Eine neue Perspektive

E-Book, Deutsch, 400 Seiten

ISBN: 978-3-95890-272-5
Verlag: Europa Verlage
Format: EPUB
Kopierschutz: 6 - ePub Watermark



Der heute vorherrschende Konsens über unser Klima lässt wenig Raum für andere ökologische Anliegen. Taktiken und Ziele des Klimaschutzaktivismus folgen immer noch dem gleichen Muster, das überhaupt erst zu Klimawandel und Umweltzerstörung geführt hat: Probleme wie Genmanipulation, riesige Biosprit-Plantagen oder die Anlage von Staudämmen werden ignoriert oder sogar als Lösung angeboten, was zu einer weiteren Verschärfung der Entwicklungs- und Globalisierungsproblematik führt.

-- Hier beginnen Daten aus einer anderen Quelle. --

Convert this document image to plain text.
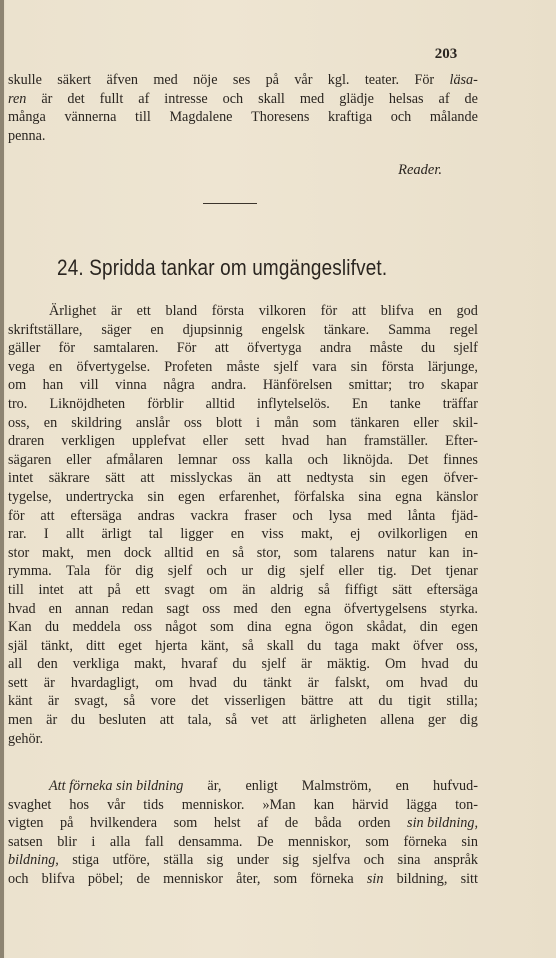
203
skulle säkert äfven med nöje ses på vår kgl. teater. För läsa-
ren är det fullt af intresse och skall med glädje helsas af de
många vännerna till Magdalene Thoresens kraftiga och målande
penna.
Reader.
24. Spridda tankar om umgängeslifvet.
Ärlighet är ett bland första vilkoren för att blifva en god
skriftställare, säger en djupsinnig engelsk tänkare. Samma regel
gäller för samtalaren. För att öfvertyga andra måste du sjelf
vega en öfvertygelse. Profeten måste sjelf vara sin första lärjunge,
om han vill vinna några andra. Hänförelsen smittar; tro skapar
tro. Liknöjdheten förblir alltid inflytelselös. En tanke träffar
oss, en skildring anslår oss blott i mån som tänkaren eller skil-
draren verkligen upplefvat eller sett hvad han framställer. Efter-
sägaren eller afmålaren lemnar oss kalla och liknöjda. Det finnes
intet säkrare sätt att misslyckas än att nedtysta sin egen öfver-
tygelse, undertrycka sin egen erfarenhet, förfalska sina egna känslor
för att eftersäga andras vackra fraser och lysa med lånta fjäd-
rar. I allt ärligt tal ligger en viss makt, ej ovilkorligen en
stor makt, men dock alltid en så stor, som talarens natur kan in-
rymma. Tala för dig sjelf och ur dig sjelf eller tig. Det tjenar
till intet att på ett svagt om än aldrig så fiffigt sätt eftersäga
hvad en annan redan sagt oss med den egna öfvertygelsens styrka.
Kan du meddela oss något som dina egna ögon skådat, din egen
själ tänkt, ditt eget hjerta känt, så skall du taga makt öfver oss,
all den verkliga makt, hvaraf du sjelf är mäktig. Om hvad du
sett är hvardagligt, om hvad du tänkt är falskt, om hvad du
känt är svagt, så vore det visserligen bättre att du tigit stilla;
men är du besluten att tala, så vet att ärligheten allena ger dig
gehör.
Att förneka sin bildning är, enligt Malmström, en hufvud-
svaghet hos vår tids menniskor. »Man kan härvid lägga ton-
vigten på hvilkendera som helst af de båda orden sin bildning,
satsen blir i alla fall densamma. De menniskor, som förneka sin
bildning, stiga utföre, ställa sig under sig sjelfva och sina anspråk
och blifva pöbel; de menniskor åter, som förneka sin bildning, sitt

In seinem neuen Buch Klima plädiert Charles Eisenstein dafür, dass wir uns wieder dem Wasser, dem Boden, den Wäldern, der regenerativen Landwirtschaft und dem Naturschutz zuwenden, denn vieles, was Treibhausgasen und globaler Erwärmung zugeschrieben wird, ist in Wahrheit unserem separatistischen Weltbild geschuldet, das zur Krise unseres Planeten geführt hat. In Klima kommt Eisenstein zu dem Schluss, dass es nicht ausreicht, lediglich neue Formen der Energiegewinnung oder des Konsums einzuführen, um eine "nachhaltige Entwicklung" zu ermöglichen. Vielmehr bedarf es eines radikalen Umdenkens im Sinne von "Interbeing", einem ganzheitlichen Fühlen und Handeln, das die Verbundenheit aller Menschen, aber auch die Verbundenheit von Mensch und Natur ins Zentrum stellt, um einen positiven Wandel zu ermöglichen. Wir alle müssen lernen, Verantwortung für unser Tun zu übernehmen, und zur Heilung unseres Ökosystems beitragen; denn nur so können wir eine Heilung unserer klimatischen und sozialen Systeme erreichen.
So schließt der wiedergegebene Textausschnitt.